Andy Kaufman and Paul Reubens: Welcome to the Playhouse

By Subversify Staff Jun 9, 2025

Two of the most ingenious performers of the 1970s and 1980s were Paul Reubens and Andy Kaufman.

Their paths never crossed directly, at least on-screen.

But Paul Reubens was a fan of Andy’s work, and considered him an influence. They met at a time when Andy was winding down and professionally frustrated, whereas Paul was just up and coming.

They were both very talented and similar in the way they loved performance art. But in many ways, they were polar opposites.

Andy hated playing one-note characters and got tired of being Latka or Bad Guy Wrestler. He was always pushing hard for something “new.”| He wanted to be known as a versatile comedian/actor/singer, like many of his peers, and someone who embodied the funny-intellectual rebellion of the times.

Perhaps he never understood a bit of minutia that Paul learned early on.

The world isn’t interested in complication or complexity. They want easy, simple, relatable, and feel-good. Andy fought hard to force us to think bigger, smarter, and deeper. It never quite worked.

Paul knew that while he was capable of playing so much more, the world took note of Pee-Wee because he was a living cartoon, just a whim, a siren that asked us to follow him.

You might say Pee Wee was a one-note character that not only embodied the spirit of Gen X but also matured with the times and took his fans with him on a reluctant, coming-of-age journey.

Pee Wee Herman was the perfect character at the perfect time. He was an outcast, a gender-agnostic sort of man-child who was exploring the basic premise of what it means to be happy, oblivious of the real world around him.

Simple things made this simple man happy, and that’s what was curious to us. Pee Wee had a Muppety quality that was distinctly 1980s, with a surrealistic demeanor that always made you wonder if he was serious or just “performing.”

The fact that Pee Wee had a ‘creator’ and a much deeper persona who gave him life was irrelevant, at least until the very end.

Paul was savvy enough to know that showbusiness is about the show – the one story you’re telling, and the character that we, the audience, can follow down this path. Someone who teaches us something about ourselves.

The world only listens to us for so long.

Even when Paul was forced to explore other characters, he never reached the zenith of Pee-Wee again, nor did he try very hard to make the world forget his 15 minutes.

He was a great actor and a great mind, but he was smart enough not to fight against the current. He knew this was his contribution to the arts, and he made peace with that.
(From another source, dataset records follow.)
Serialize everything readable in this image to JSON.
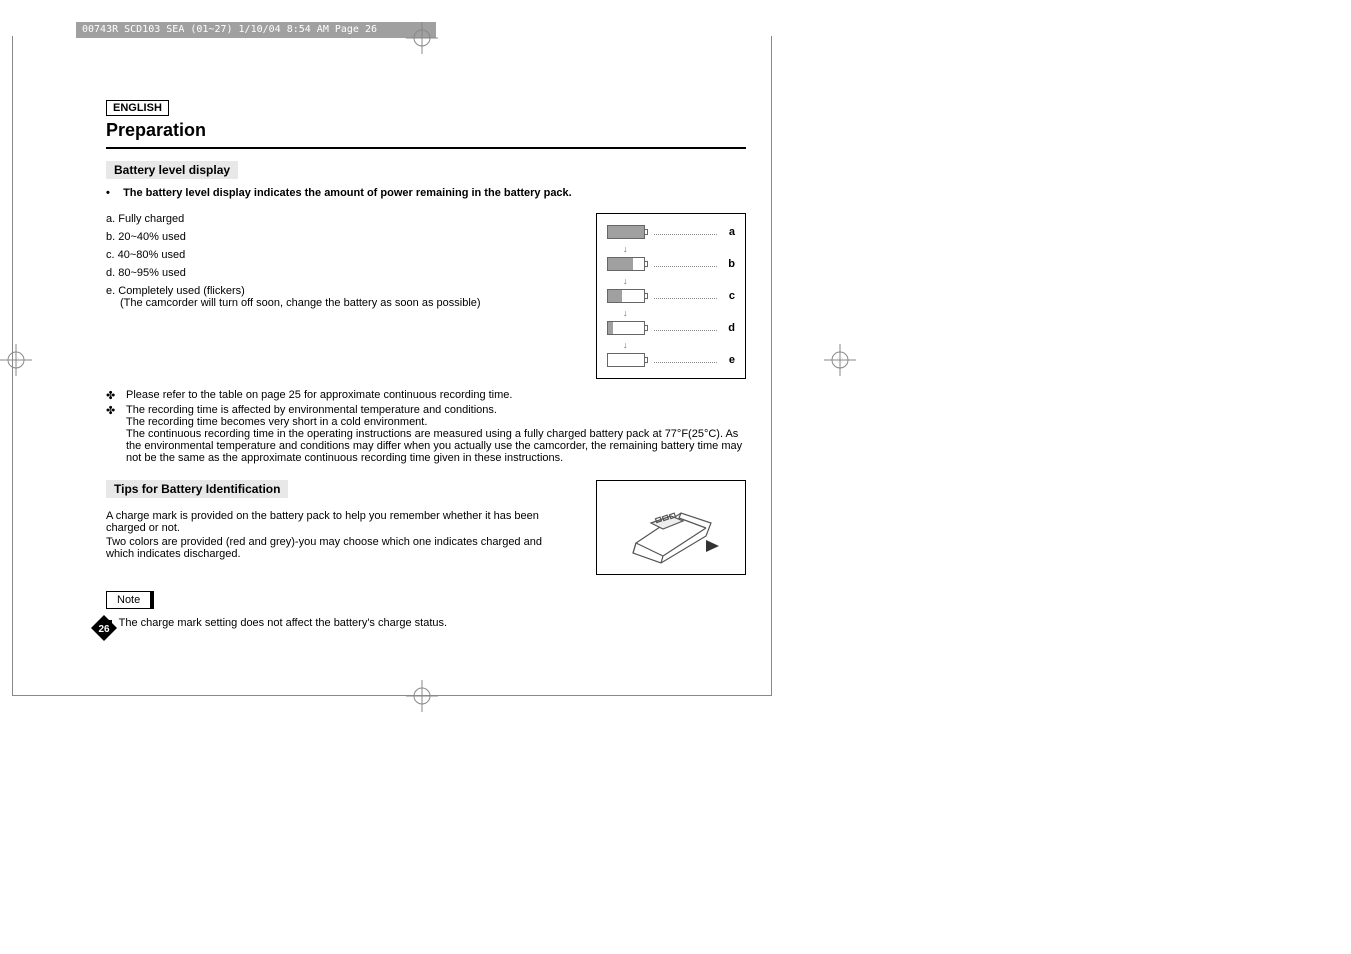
{
  "header": "00743R SCD103 SEA (01~27)  1/10/04 8:54 AM  Page 26",
  "language": "ENGLISH",
  "title": "Preparation",
  "section1": {
    "label": "Battery level display",
    "intro": "The battery level display indicates the amount of power remaining in the battery pack.",
    "items": [
      {
        "letter": "a.",
        "text": "Fully charged"
      },
      {
        "letter": "b.",
        "text": "20~40% used"
      },
      {
        "letter": "c.",
        "text": "40~80% used"
      },
      {
        "letter": "d.",
        "text": "80~95% used"
      },
      {
        "letter": "e.",
        "text": "Completely used (flickers)",
        "sub": "(The camcorder will turn off soon, change the battery as soon as possible)"
      }
    ],
    "bullets": [
      "Please refer to the table on page 25 for approximate continuous recording time.",
      "The recording time is affected by environmental temperature and conditions.\nThe recording time becomes very short in a cold environment.\nThe continuous recording time in the operating instructions are measured using a fully charged battery pack at 77°F(25°C). As the environmental temperature and conditions may differ when you actually use the camcorder, the remaining battery time may not be the same as the approximate continuous recording time given in these instructions."
    ],
    "diagram_labels": [
      "a",
      "b",
      "c",
      "d",
      "e"
    ]
  },
  "section2": {
    "label": "Tips for Battery Identification",
    "text1": "A charge mark is provided on the battery pack to help you remember whether it has been charged or not.",
    "text2": "Two colors are provided (red and grey)-you may choose which one indicates charged and which indicates discharged."
  },
  "note": {
    "label": "Note",
    "text": "The charge mark setting does not affect the battery's charge status."
  },
  "page_number": "26"
}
Andy Kaufman was deliberately confrontational instead of peaceful or precocious, like the Pee-Wee character.

It’s almost as if he wanted to make people understand that artists are deeper and more profound than the stories they tell.

But it was “against current”, and a lesson that the world just wasn’t ready to learn yet.
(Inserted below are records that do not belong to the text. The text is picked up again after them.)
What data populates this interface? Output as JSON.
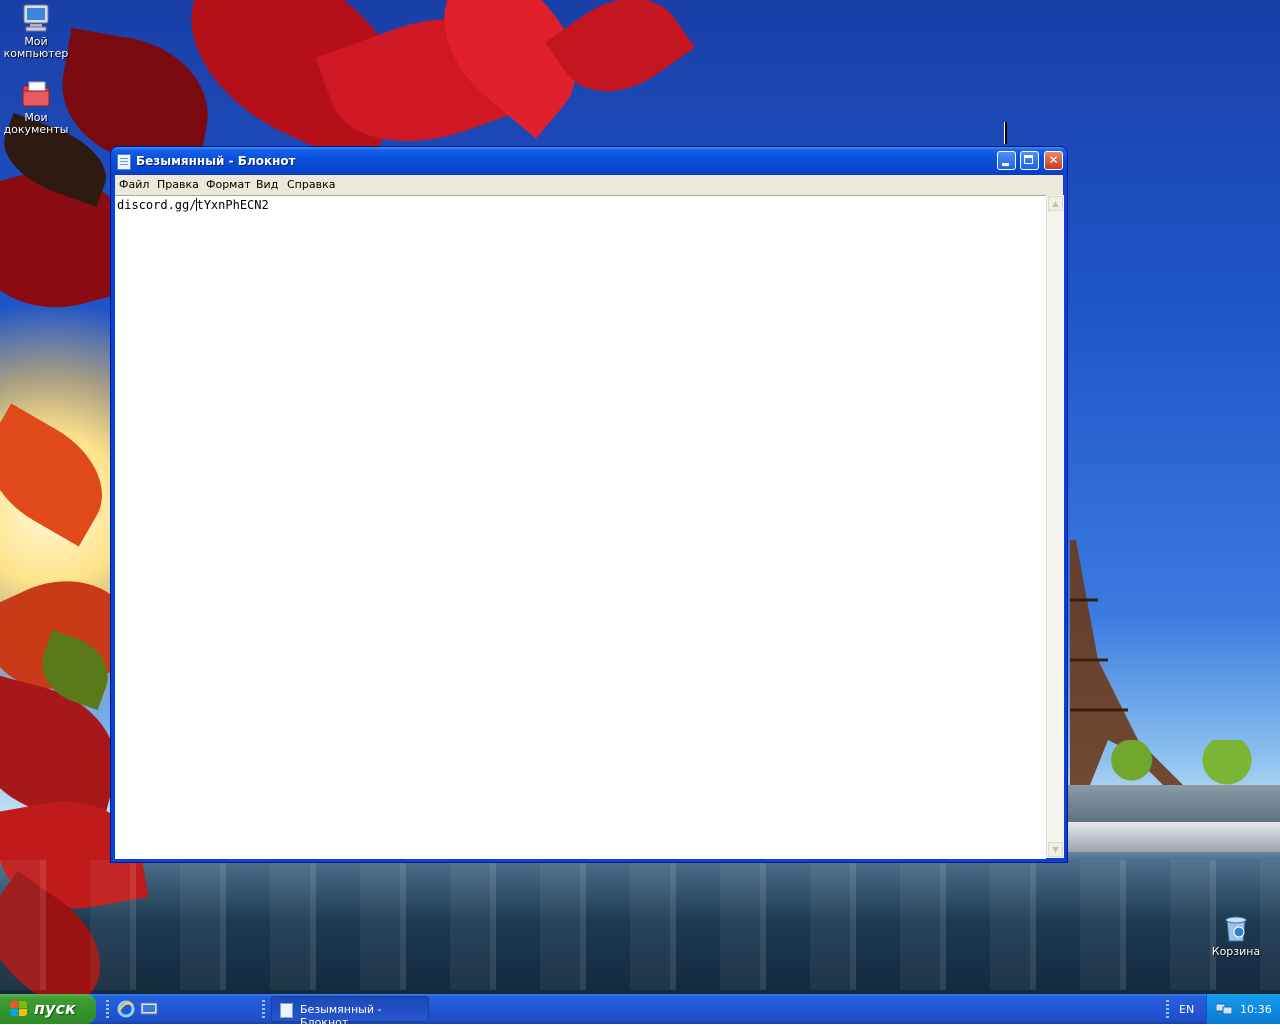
{
  "desktop": {
    "icons": [
      {
        "label": "Мой компьютер",
        "icon": "my-computer-icon"
      },
      {
        "label": "Мои документы",
        "icon": "my-documents-icon"
      },
      {
        "label": "Корзина",
        "icon": "recycle-bin-icon"
      }
    ]
  },
  "window": {
    "title": "Безымянный - Блокнот",
    "menu": [
      "Файл",
      "Правка",
      "Формат",
      "Вид",
      "Справка"
    ],
    "content_before_caret": "discord.gg/",
    "content_after_caret": "tYxnPhECN2"
  },
  "taskbar": {
    "start_label": "пуск",
    "task_button_label": "Безымянный - Блокнот",
    "language": "EN",
    "clock": "10:36"
  },
  "colors": {
    "titlebar": "#0a50de",
    "taskbar": "#245edb",
    "start": "#3e9c33",
    "tray": "#0e8ae0"
  }
}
‘We’re all Artists and this is the whole of us making a statement’ was post-2010 consciousness. What we understand now.

Andy thought ahead of his time, Paul was right on time.

And in the end, Andy Kaufman gave Paul the go-ahead to do his own take on The Andy Kaufman Funhouse idea, a pilot he filmed.

Paul revamped Andy’s vision into his own iconoclastic acid trip of an educational show.

Since Kaufman lived long enough to see the beginnings of Pee Wee’s career one can’t help but wonder if Kaufman – a dadaist to the end – really got the art of what Paul Reubens was doing.

A method acting approach to comedy, but without the wink-at-the-audience metahumor. It was so old-school and so Vaudevillian, so “kayfabe” to borrow a phrase, it was truly avant-garde.

It was a flirtation between the entertainer and the audience, giving us moments instead of lessons, laughs instead of deep thoughts, and memes instead of rational conversations.

What would Andy have said to Pee Wee anyway?

My bet is that Andy would have shoved Paul and started a fight…of course, all for the benefit of the bewildered audience.